Saturday, January 27, 2018

They Call Me Supermensch By Shep Gordon Ecco, 309 pages, $25.99



Entertaining Backstage View of Celebrity-Making
Shep Gordon has done it all — or so he says. In his autobiography, “They Call Me Supermensch,” the affable celebrity agent lays out the […]





Shep Gordon has done it all — or so he says. In his autobiography, “They Call Me Supermensch,” the affable celebrity agent lays out the details of his life with candor and occasional hyperbole.

“Every paper in the world,” he writes unflinchingly when describing how much coverage he will obtain for a client.

“So we created organic farms in India,” he states with scant explanation of a plan to bring gourmet food to Asia.

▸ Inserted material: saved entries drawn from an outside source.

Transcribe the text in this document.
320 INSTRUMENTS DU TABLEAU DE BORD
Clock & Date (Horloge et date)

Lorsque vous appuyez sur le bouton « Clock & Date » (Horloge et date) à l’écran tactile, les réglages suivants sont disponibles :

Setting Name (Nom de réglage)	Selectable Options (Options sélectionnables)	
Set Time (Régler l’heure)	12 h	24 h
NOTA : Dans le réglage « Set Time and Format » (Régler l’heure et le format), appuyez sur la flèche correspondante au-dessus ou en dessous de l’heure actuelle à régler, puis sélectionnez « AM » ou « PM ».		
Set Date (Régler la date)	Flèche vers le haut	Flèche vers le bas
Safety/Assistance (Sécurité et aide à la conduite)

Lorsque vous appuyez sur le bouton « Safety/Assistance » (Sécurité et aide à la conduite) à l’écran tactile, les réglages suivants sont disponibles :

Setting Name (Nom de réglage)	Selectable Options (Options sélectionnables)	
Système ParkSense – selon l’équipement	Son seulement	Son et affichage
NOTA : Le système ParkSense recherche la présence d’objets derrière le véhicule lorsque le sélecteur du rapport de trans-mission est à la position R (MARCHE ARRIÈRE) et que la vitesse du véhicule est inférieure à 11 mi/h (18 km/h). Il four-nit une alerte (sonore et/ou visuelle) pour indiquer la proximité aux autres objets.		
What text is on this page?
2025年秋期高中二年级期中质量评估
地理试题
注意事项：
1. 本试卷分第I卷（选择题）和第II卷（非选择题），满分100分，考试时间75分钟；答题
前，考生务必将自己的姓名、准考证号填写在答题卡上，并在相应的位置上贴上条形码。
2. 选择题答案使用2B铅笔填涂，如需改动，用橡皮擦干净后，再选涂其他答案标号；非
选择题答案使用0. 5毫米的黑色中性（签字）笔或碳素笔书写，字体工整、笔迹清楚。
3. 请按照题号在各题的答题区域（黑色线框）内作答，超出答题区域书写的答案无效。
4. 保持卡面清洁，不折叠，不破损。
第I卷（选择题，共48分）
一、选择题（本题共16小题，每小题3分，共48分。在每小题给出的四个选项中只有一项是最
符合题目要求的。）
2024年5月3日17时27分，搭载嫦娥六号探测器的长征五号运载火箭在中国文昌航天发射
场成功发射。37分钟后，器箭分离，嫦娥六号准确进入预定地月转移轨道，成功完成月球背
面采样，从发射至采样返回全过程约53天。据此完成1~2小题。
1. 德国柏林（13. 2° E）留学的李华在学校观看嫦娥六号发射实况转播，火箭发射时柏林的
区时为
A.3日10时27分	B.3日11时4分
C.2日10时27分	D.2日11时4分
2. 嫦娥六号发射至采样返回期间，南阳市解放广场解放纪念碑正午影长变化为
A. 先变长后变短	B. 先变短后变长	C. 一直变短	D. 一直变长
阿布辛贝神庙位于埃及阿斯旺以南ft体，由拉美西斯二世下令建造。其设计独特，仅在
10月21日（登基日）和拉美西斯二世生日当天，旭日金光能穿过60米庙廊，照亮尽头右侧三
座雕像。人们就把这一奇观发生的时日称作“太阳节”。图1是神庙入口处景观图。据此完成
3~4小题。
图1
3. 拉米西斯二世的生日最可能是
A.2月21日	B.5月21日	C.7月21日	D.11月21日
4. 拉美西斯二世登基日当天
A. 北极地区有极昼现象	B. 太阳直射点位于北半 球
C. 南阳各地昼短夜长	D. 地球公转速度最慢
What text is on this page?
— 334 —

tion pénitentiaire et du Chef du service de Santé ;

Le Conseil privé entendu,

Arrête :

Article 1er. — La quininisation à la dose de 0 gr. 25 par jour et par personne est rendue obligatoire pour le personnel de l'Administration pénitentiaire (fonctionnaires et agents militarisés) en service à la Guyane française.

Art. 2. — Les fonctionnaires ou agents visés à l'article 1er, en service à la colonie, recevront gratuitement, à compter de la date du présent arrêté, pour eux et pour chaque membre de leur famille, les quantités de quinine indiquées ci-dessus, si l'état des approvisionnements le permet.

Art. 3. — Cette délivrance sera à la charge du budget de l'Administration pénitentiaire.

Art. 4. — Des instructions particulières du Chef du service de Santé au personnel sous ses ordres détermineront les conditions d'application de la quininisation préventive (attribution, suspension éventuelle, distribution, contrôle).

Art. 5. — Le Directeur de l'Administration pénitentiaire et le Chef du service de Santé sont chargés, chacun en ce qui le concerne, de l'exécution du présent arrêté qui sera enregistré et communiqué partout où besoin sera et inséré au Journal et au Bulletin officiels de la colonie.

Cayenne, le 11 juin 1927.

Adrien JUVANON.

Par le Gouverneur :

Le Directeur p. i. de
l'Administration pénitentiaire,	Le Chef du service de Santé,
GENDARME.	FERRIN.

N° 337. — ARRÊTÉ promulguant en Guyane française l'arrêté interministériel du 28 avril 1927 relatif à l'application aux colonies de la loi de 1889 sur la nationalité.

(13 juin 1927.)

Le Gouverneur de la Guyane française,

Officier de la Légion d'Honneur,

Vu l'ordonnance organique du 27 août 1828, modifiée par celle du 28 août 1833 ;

His considerable charm, at least on paper, carries him through the book with nary a scratch.

Gordon was the brains behind rock star Alice Cooper, his first client, and he spends a lot of the book on him. Too much, really. Some of his potentially more interesting clients, such as an aging Groucho Marx, get short shrift. But Gordon reveals his kinder side on the subject of the Dalai Lama, for whom he cooked while touring the United States.

The modern-day celebrity chef was Gordon’s creation. Household names such as Emeril Lagasse and Wolfgang Puck were little known before the impresario noticed what a raw deal some of them were getting, despite running top-notch restaurants here and abroad. He championed many of them to greater glory, not to mention enhanced earnings.

Comedian Mike Myers produced a documentary about Gordon in 2013, and this book is a follow-up to that effort. The two met on the set of “Wayne’s World” in the early ’90s and became friends, with Myers eventually taking up residence in Gordon’s home in Hawaii for a spell.

Gordon also befriended the likes of Michael Douglas, Raquel Welch, Don Ho, and Teddy Pendergrass, guiding and resurrecting the singer’s career after his crippling car accident.

Some of Gordon’s more cantankerous charges were singer Anita Baker, who threw a tray of food all over Gordon because she disliked its plastic wrapping, and record mogul Chris Blackwell, who betrayed Gordon in a cruel about-face.

Gordon’s story is laid out with a touch of incredulity at his good fortune and self-deprecation, referencing with honesty his predilection for recreational substances as well as both his successes and failures. The “shy, no self-esteem, Jewish nebbisher kid with no ambition” did very well for himself, as he ably recounts in this amusing book.